要每天仅计算一次每个用户,请使用 CTE 和
DISTINCT ON
:To count every user only once per day, use a CTE with
DISTINCT ON
:WITH x AS (SELECT DISTINCT ON (1,2) date, user_id FROM uniques) SELECT date, '1_D' AS time_series, count(user_id) AS cnt FROM x GROUP BY 1 UNION ALL SELECT DISTINCT ON (1) date, '2_W' ,count(*) OVER (PARTITION BY (date_trunc('week', date + 1)::date - 1) ORDER BY date) FROM x UNION ALL SELECT DISTINCT ON (1) date, '3_M' ,count(*) OVER (PARTITION BY date_trunc('month', date) ORDER BY date) FROM x ORDER BY 1, 2
动态时段内的DISTINCT用户
您始终可以求助于相关子查询。大表往往会变慢!
基于先前的查询:DISTINCT users over dynamic period of time
You can always resort to correlated subqueries. Tend to be slow with big tables!

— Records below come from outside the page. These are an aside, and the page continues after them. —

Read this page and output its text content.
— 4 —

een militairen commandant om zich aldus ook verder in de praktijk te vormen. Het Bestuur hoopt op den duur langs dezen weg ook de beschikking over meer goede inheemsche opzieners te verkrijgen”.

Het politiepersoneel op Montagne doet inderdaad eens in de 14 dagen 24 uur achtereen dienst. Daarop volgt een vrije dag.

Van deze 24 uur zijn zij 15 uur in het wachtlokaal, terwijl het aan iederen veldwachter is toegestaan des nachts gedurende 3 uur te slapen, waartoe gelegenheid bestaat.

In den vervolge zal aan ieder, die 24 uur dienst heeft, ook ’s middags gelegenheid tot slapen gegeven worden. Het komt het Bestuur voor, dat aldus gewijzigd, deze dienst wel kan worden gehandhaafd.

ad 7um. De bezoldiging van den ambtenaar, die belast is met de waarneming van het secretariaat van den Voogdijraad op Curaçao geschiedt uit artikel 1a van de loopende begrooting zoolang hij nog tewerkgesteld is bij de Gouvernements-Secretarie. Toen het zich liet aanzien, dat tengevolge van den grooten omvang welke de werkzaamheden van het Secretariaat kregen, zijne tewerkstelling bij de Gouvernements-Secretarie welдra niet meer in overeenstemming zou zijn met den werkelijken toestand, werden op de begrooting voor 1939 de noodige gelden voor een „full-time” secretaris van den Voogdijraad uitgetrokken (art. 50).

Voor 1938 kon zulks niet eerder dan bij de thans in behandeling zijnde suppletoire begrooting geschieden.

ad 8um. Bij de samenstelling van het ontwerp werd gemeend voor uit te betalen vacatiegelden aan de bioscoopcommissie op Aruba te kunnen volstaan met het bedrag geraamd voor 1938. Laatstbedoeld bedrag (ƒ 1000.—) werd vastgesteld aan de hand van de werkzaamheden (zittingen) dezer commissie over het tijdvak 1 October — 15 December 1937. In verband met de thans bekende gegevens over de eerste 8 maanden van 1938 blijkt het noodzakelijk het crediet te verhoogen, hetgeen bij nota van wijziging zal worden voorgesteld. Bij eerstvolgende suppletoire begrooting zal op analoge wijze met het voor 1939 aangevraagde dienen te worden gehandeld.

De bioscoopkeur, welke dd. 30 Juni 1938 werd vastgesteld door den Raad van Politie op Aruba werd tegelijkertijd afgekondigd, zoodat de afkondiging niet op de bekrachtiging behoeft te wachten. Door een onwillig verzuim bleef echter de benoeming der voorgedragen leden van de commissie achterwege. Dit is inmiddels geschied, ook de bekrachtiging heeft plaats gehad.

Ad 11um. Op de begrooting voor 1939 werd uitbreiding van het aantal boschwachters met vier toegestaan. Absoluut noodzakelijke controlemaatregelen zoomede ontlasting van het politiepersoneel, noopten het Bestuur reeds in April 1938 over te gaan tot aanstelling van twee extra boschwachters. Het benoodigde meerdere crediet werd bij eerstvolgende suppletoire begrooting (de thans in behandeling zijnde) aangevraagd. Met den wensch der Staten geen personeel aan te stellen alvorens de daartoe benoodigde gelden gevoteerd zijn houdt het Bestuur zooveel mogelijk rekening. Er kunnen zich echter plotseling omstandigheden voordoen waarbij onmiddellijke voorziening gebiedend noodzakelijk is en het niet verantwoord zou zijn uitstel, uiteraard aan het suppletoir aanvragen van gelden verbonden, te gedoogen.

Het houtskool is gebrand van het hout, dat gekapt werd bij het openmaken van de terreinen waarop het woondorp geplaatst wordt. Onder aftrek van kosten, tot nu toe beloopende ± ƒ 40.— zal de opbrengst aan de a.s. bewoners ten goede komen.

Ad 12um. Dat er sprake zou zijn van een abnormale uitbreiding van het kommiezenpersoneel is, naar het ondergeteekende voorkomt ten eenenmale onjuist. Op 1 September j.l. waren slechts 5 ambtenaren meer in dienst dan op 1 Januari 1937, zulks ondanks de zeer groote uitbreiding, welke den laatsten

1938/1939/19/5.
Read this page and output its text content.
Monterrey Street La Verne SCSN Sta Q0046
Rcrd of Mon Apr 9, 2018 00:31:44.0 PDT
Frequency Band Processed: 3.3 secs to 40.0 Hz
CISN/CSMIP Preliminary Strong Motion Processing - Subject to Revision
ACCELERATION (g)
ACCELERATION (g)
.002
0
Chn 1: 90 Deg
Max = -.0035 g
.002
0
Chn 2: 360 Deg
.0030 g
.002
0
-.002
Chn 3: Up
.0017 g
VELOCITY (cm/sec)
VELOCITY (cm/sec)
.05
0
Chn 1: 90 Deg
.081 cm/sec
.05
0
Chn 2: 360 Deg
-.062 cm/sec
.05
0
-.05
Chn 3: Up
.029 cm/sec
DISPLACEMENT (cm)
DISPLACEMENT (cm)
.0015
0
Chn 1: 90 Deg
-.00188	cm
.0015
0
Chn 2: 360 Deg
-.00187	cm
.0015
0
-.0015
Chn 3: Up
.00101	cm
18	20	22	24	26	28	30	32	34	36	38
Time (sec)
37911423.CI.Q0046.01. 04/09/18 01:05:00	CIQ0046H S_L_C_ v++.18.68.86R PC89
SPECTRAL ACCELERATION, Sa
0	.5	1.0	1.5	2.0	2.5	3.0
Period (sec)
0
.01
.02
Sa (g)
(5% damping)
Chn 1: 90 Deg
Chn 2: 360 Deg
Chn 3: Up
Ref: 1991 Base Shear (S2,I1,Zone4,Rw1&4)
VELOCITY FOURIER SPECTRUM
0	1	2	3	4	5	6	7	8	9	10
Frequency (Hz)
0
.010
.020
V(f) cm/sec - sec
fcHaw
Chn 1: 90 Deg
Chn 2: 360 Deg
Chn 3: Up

Building on the previous queries:WITH du AS (SELECT date, user_id FROM uniques GROUP BY 1,2) ,d AS ( SELECT date ,(date_trunc('week', date + 1)::date - 1) AS week_beg ,date_trunc('month', date)::date AS month_beg FROM uniques GROUP BY 1 ) SELECT date, '1_D' AS time_series, count(user_id) AS cnt FROM du GROUP BY 1 UNION ALL SELECT date, '2_W', (SELECT count(DISTINCT user_id) FROM du WHERE du.date BETWEEN d.week_beg AND d.date ) FROM d GROUP BY date, week_beg UNION ALL SELECT date, '3_M', (SELECT count(DISTINCT user_id) FROM du WHERE du.date BETWEEN d.month_beg AND d.date) FROM d GROUP BY date, month_beg ORDER BY 1,2;
@Clodoaldo 来了进行重大改进:使用窗口函数
density_rank()
。这是优化版本的另一个想法。立即排除每日重复数据应该更快。性能增益随每天的行数而增长。@Clodoaldo came up with a major improvement: use the window function
dense_rank()
. Here is another idea for an optimized version. It should be even faster to exclude daily duplicates right away. The performance gain grows with the number of rows per day.建立在简化且经过清理的数据模型上
-没有冗余将列
-day
作为列名,而不是date
Building on a simplified and sanitized data model - without the redundant columns -
day
as column name instead ofdate
date
是标准SQL中的保留字和PostgreSQL中的基本类型名,不应用作标识符。date
is a reserved word in standard SQL and a basic type name in PostgreSQL and shouldn't be used as identifier.CREATE TABLE uniques( day date -- instead of "date" ,user_id int );
改进的查询:
WITH du AS ( SELECT DISTINCT ON (1, 2) day, user_id ,date_trunc('week', day + 1)::date - 1 AS week_beg ,date_trunc('month', day)::date AS month_beg FROM uniques ) SELECT day, count(user_id) AS d, max(w) AS w, max(m) AS m FROM ( SELECT user_id, day ,dense_rank() OVER(PARTITION BY week_beg ORDER BY user_id) AS w ,dense_rank() OVER(PARTITION BY month_beg ORDER BY user_id) AS m FROM du ) s GROUP BY day ORDER BY day;
SQL小提琴 演示了4种更快的变体的性能。
所有这些文件的速度大约是相关子查询版本的10倍(这对相关子查询来说还不错)。SQL Fiddle demonstrating the performance of 4 faster variants. It depends on your data distribution which is fastest for you.
All of them are about 10x as fast as the correlated subqueries version (which isn't bad for correlated subqueries).这篇关于按时间范围选择不同的用户组的文章就介绍到这了,希望我们推荐的答案对大家有所帮助,也希望大家多多支持IT屋!